|View source on GitHub|
This agent trains ranking policies. The policy has a scoring network used for
scoring items. Some of these items will then be selected based on scores and
similarity. The agent receives feedback based on which item in a recommendation
list was interacted with. In this agent we assume either a
score_vector or a
cascading feedback framework. In the former case, the feedback is a vector of
scores for every item in the slots. In the latter case, if the kth item was
clicked, then the items up to k-1 receive a score of -1, the kth item receives
a score based on a feedback value, while the rest of the items receive feedback
of 0. The task of the agent is to train the scoring network to be able to
estimate the above scores.
The observation the agent ingests contains the global features and the features
of the items in the recommendation slots. The item features are stored in the
per_arm part of the observation, in the order of how they are recommended.

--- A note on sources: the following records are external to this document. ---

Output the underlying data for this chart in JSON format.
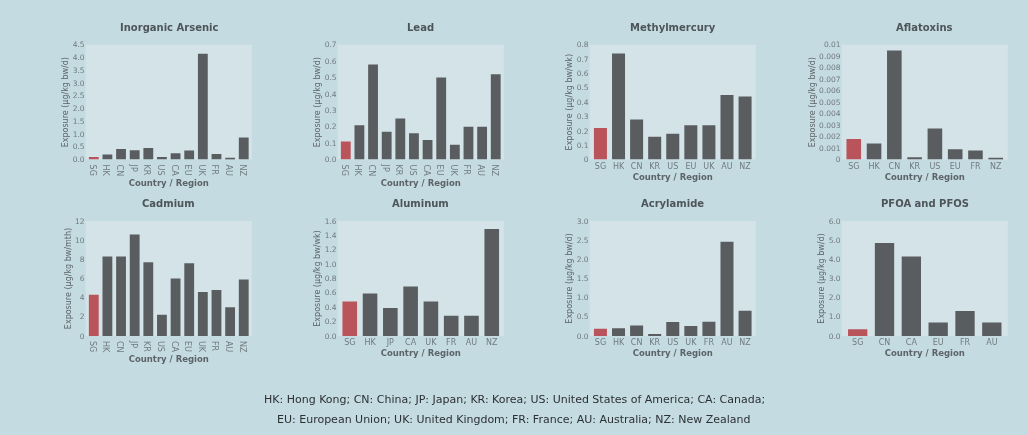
{
  "chart_data": [
    {
      "type": "bar",
      "title": "Inorganic Arsenic",
      "xlabel": "Country / Region",
      "ylabel": "Exposure (μg/kg bw/d)",
      "categories": [
        "SG",
        "HK",
        "CN",
        "JP",
        "KR",
        "US",
        "CA",
        "EU",
        "UK",
        "FR",
        "AU",
        "NZ"
      ],
      "values": [
        0.1,
        0.2,
        0.42,
        0.37,
        0.45,
        0.1,
        0.25,
        0.36,
        4.15,
        0.22,
        0.05,
        0.87
      ],
      "colors": [
        "#b9545a",
        "#5a5d5f",
        "#5a5d5f",
        "#5a5d5f",
        "#5a5d5f",
        "#5a5d5f",
        "#5a5d5f",
        "#5a5d5f",
        "#5a5d5f",
        "#5a5d5f",
        "#5a5d5f",
        "#5a5d5f"
      ],
      "ylim": [
        0,
        4.5
      ],
      "yticks": [
        {
          "value": 0,
          "label": "0.0"
        },
        {
          "value": 0.5,
          "label": "0.5"
        },
        {
          "value": 1,
          "label": "1.0"
        },
        {
          "value": 1.5,
          "label": "1.5"
        },
        {
          "value": 2,
          "label": "2.0"
        },
        {
          "value": 2.5,
          "label": "2.5"
        },
        {
          "value": 3,
          "label": "3.0"
        },
        {
          "value": 3.5,
          "label": "3.5"
        },
        {
          "value": 4,
          "label": "4.0"
        },
        {
          "value": 4.5,
          "label": "4.5"
        }
      ]
    },
    {
      "type": "bar",
      "title": "Lead",
      "xlabel": "Country / Region",
      "ylabel": "Exposure (μg/kg bw/d)",
      "categories": [
        "SG",
        "HK",
        "CN",
        "JP",
        "KR",
        "US",
        "CA",
        "EU",
        "UK",
        "FR",
        "AU",
        "NZ"
      ],
      "values": [
        0.11,
        0.21,
        0.58,
        0.17,
        0.25,
        0.16,
        0.12,
        0.5,
        0.09,
        0.2,
        0.2,
        0.52
      ],
      "colors": [
        "#b9545a",
        "#5a5d5f",
        "#5a5d5f",
        "#5a5d5f",
        "#5a5d5f",
        "#5a5d5f",
        "#5a5d5f",
        "#5a5d5f",
        "#5a5d5f",
        "#5a5d5f",
        "#5a5d5f",
        "#5a5d5f"
      ],
      "ylim": [
        0,
        0.7
      ],
      "yticks": [
        {
          "value": 0,
          "label": "0.0"
        },
        0.1,
        0.2,
        0.3,
        0.4,
        0.5,
        0.6,
        0.7
      ]
    },
    {
      "type": "bar",
      "title": "Methylmercury",
      "xlabel": "Country / Region",
      "ylabel": "Exposure (μg/kg bw/wk)",
      "categories": [
        "SG",
        "HK",
        "CN",
        "KR",
        "US",
        "EU",
        "UK",
        "AU",
        "NZ"
      ],
      "values": [
        0.22,
        0.74,
        0.28,
        0.16,
        0.18,
        0.24,
        0.24,
        0.45,
        0.44
      ],
      "colors": [
        "#b9545a",
        "#5a5d5f",
        "#5a5d5f",
        "#5a5d5f",
        "#5a5d5f",
        "#5a5d5f",
        "#5a5d5f",
        "#5a5d5f",
        "#5a5d5f"
      ],
      "ylim": [
        0,
        0.8
      ],
      "yticks": [
        0,
        0.1,
        0.2,
        0.3,
        0.4,
        0.5,
        0.6,
        0.7,
        0.8
      ]
    },
    {
      "type": "bar",
      "title": "Aflatoxins",
      "xlabel": "Country / Region",
      "ylabel": "Exposure (μg/kg bw/d)",
      "categories": [
        "SG",
        "HK",
        "CN",
        "KR",
        "US",
        "EU",
        "FR",
        "NZ"
      ],
      "values": [
        0.0018,
        0.0014,
        0.0095,
        0.0002,
        0.0027,
        0.0009,
        0.0008,
        0.0001
      ],
      "colors": [
        "#b9545a",
        "#5a5d5f",
        "#5a5d5f",
        "#5a5d5f",
        "#5a5d5f",
        "#5a5d5f",
        "#5a5d5f",
        "#5a5d5f"
      ],
      "ylim": [
        0,
        0.01
      ],
      "yticks": [
        0,
        0.001,
        0.002,
        0.003,
        0.004,
        0.005,
        0.006,
        0.007,
        0.008,
        0.009,
        0.01
      ]
    },
    {
      "type": "bar",
      "title": "Cadmium",
      "xlabel": "Country / Region",
      "ylabel": "Exposure (μg/kg bw/mth)",
      "categories": [
        "SG",
        "HK",
        "CN",
        "JP",
        "KR",
        "US",
        "CA",
        "EU",
        "UK",
        "FR",
        "AU",
        "NZ"
      ],
      "values": [
        4.3,
        8.3,
        8.3,
        10.6,
        7.7,
        2.2,
        6.0,
        7.6,
        4.6,
        4.8,
        3.0,
        5.9
      ],
      "colors": [
        "#b9545a",
        "#5a5d5f",
        "#5a5d5f",
        "#5a5d5f",
        "#5a5d5f",
        "#5a5d5f",
        "#5a5d5f",
        "#5a5d5f",
        "#5a5d5f",
        "#5a5d5f",
        "#5a5d5f",
        "#5a5d5f"
      ],
      "ylim": [
        0,
        12
      ],
      "yticks": [
        0,
        2,
        4,
        6,
        8,
        10,
        12
      ]
    },
    {
      "type": "bar",
      "title": "Aluminum",
      "xlabel": "Country / Region",
      "ylabel": "Exposure (μg/kg bw/wk)",
      "categories": [
        "SG",
        "HK",
        "JP",
        "CA",
        "UK",
        "FR",
        "AU",
        "NZ"
      ],
      "values": [
        0.48,
        0.59,
        0.39,
        0.69,
        0.48,
        0.28,
        0.28,
        1.49
      ],
      "colors": [
        "#b9545a",
        "#5a5d5f",
        "#5a5d5f",
        "#5a5d5f",
        "#5a5d5f",
        "#5a5d5f",
        "#5a5d5f",
        "#5a5d5f"
      ],
      "ylim": [
        0,
        1.6
      ],
      "yticks": [
        {
          "value": 0,
          "label": "0.0"
        },
        0.2,
        0.4,
        0.6,
        0.8,
        {
          "value": 1,
          "label": "1.0"
        },
        1.2,
        1.4,
        1.6
      ]
    },
    {
      "type": "bar",
      "title": "Acrylamide",
      "xlabel": "Country / Region",
      "ylabel": "Exposure (μg/kg bw/d)",
      "categories": [
        "SG",
        "HK",
        "CN",
        "KR",
        "US",
        "UK",
        "FR",
        "AU",
        "NZ"
      ],
      "values": [
        0.19,
        0.2,
        0.27,
        0.04,
        0.36,
        0.26,
        0.37,
        2.46,
        0.66
      ],
      "colors": [
        "#b9545a",
        "#5a5d5f",
        "#5a5d5f",
        "#5a5d5f",
        "#5a5d5f",
        "#5a5d5f",
        "#5a5d5f",
        "#5a5d5f",
        "#5a5d5f"
      ],
      "ylim": [
        0,
        3
      ],
      "yticks": [
        {
          "value": 0,
          "label": "0.0"
        },
        0.5,
        {
          "value": 1,
          "label": "1.0"
        },
        1.5,
        {
          "value": 2,
          "label": "2.0"
        },
        2.5,
        {
          "value": 3,
          "label": "3.0"
        }
      ]
    },
    {
      "type": "bar",
      "title": "PFOA and PFOS",
      "xlabel": "Country / Region",
      "ylabel": "Exposure (μg/kg bw/d)",
      "categories": [
        "SG",
        "CN",
        "CA",
        "EU",
        "FR",
        "AU"
      ],
      "values": [
        0.35,
        4.85,
        4.15,
        0.7,
        1.3,
        0.7
      ],
      "colors": [
        "#b9545a",
        "#5a5d5f",
        "#5a5d5f",
        "#5a5d5f",
        "#5a5d5f",
        "#5a5d5f"
      ],
      "ylim": [
        0,
        6
      ],
      "yticks": [
        {
          "value": 0,
          "label": "0.0"
        },
        {
          "value": 1,
          "label": "1.0"
        },
        {
          "value": 2,
          "label": "2.0"
        },
        {
          "value": 3,
          "label": "3.0"
        },
        {
          "value": 4,
          "label": "4.0"
        },
        {
          "value": 5,
          "label": "5.0"
        },
        {
          "value": 6,
          "label": "6.0"
        }
      ],
      "annotations": [
        "HK: Hong Kong; CN: China; JP: Japan; KR: Korea; US: United States of America; CA: Canada;",
        "EU: European Union; UK: United Kingdom; FR: France; AU: Australia; NZ: New Zealand"
      ]
    }
  ]
}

Since this ordered list of items expresses what action was taken by the policy,
action value of the trajectory is not used by the agent.
Note the difference between the per-arm part of the observation received by the policy and the agent: While the agent receives the items in the recommendation slots (as explained above), the policy receives the items that are available for recommendation. The user is responsible for converting the observation to the syntax required by the agent.
class FeedbackModel: Enumeration of feedback models.
class RankingAgent: Ranking agent class.
class RankingPolicyType: Enumeration of ranking policy types.
compute_score_tensor_for_cascading(...): Gives scores for all items in a batch.